Has artificial intelligence ever been put to a more silly human endeavor? Gfycat said it is launching Gfycat AI to apply machine learning to improve animated GIFs (the silly moving images associated with Internet memes in the graphics interchange format, or GIF) with features like better face recognition and video game character identification.
Gfycat AI has three distinct machine learning projects: Maru, Felix, and Angora. They’re all named after cats, which are an Internet obsession.
Project Maru uses facial recognition technology to identify people in a GIF. So far Project Maru has identified and tagged over 3,000 celebrity faces in Gfycat’s GIF database, with over 1.2 million GIFs tagged. Gfycat uses an open source model with an accuracy of 99.38 percent on the standard LFW (“labeled faces in the wild”) face dataset.
Since gameplay GIFs are popular on Gfycat, Maru is also able to detect photorealistic video game characters, such as those from Overwatch. Maru can also identify when a GIF shows footage from a particular video game; for example, it’s able to accurately identify and tag GIFs of video games such as The Last of Us.

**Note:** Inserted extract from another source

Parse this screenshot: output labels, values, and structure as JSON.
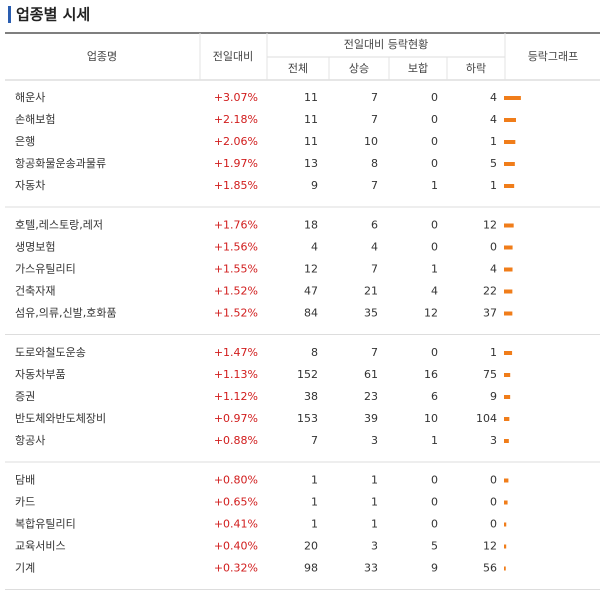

The tech behind Maru has applications beyond improved tagging and search results; for instance, analysis of facial recognition results can be used to determine which celebrities and public figures are trending.
Gfycat performed an analysis of the most popular Overwatch characters on the platform and was able to gain insight into Overwatch fans’ viewing habits. Specifically, results from Gfycat AI show that Overwatch fans’ favorite characters to play are different from their favorite characters to watch. The top five played characters are a mix of male and female, while the top GIFfed characters are predominantly female.
D.Va, the No. 1 top GIFfed character, doesn’t even make it to the top five most played characters. Clearly users have different priorities when watching gameplay than they do when playing the game.
Project Felix extracts captions from a GIF to improve tagging and search. Many GIFs uploaded to Gfycat were originally created in a different software application, and in those cases, captions aren’t entered into the Gfycat database. Using the data gleaned from Felix, Gfycat is able to better understand the emotions and memes that are being shared at a given time. In the future, Gfycat will be able to also better understand score data and achievements from gaming-related GIFs.
“We’re excited about the possibilities opened by these innovative AI projects,” said Gfycat CEO Richard Rabbat, in a statement. “With the data we’re gathering from Gfycat AI, we’re able to gain more insights into user behavior, improve search results, and improve the quality of GIFs on the Internet.”
Project Angora uses machine learning to automatically search the web for low-quality GIFs and recreate them in HD with higher frame rates. Gfycat is capable of serving GIFs in up to 8K quality. But most GIFs are low-quality and only support 256 colors. When users find or create GIFs from other sources and upload them to Gfycat, often those GIFs are much lower quality than the platform is capable of.
Project Angora uses computer vision algorithms to locate the high-quality video source for low-quality GIFs. Once discovered it produces a significantly higher quality version with Gfycat’s HD GIF support. Project Angora uploads about 15,000 GIFs a day on Gfycat and has to date created 2 million high-quality GIFs available on the platform.
“As investors in two popular gaming companies, Twitch and Niantic, we at Alsop Louie are excited that Gfycat’s AI initiatives are shaping our understanding of how gaming fans interact with their favorite games,” said Ernestine Fu, partner at Alsop Louie Partners and Gfycat board director. “The results we’ve seen so far are just the beginning.”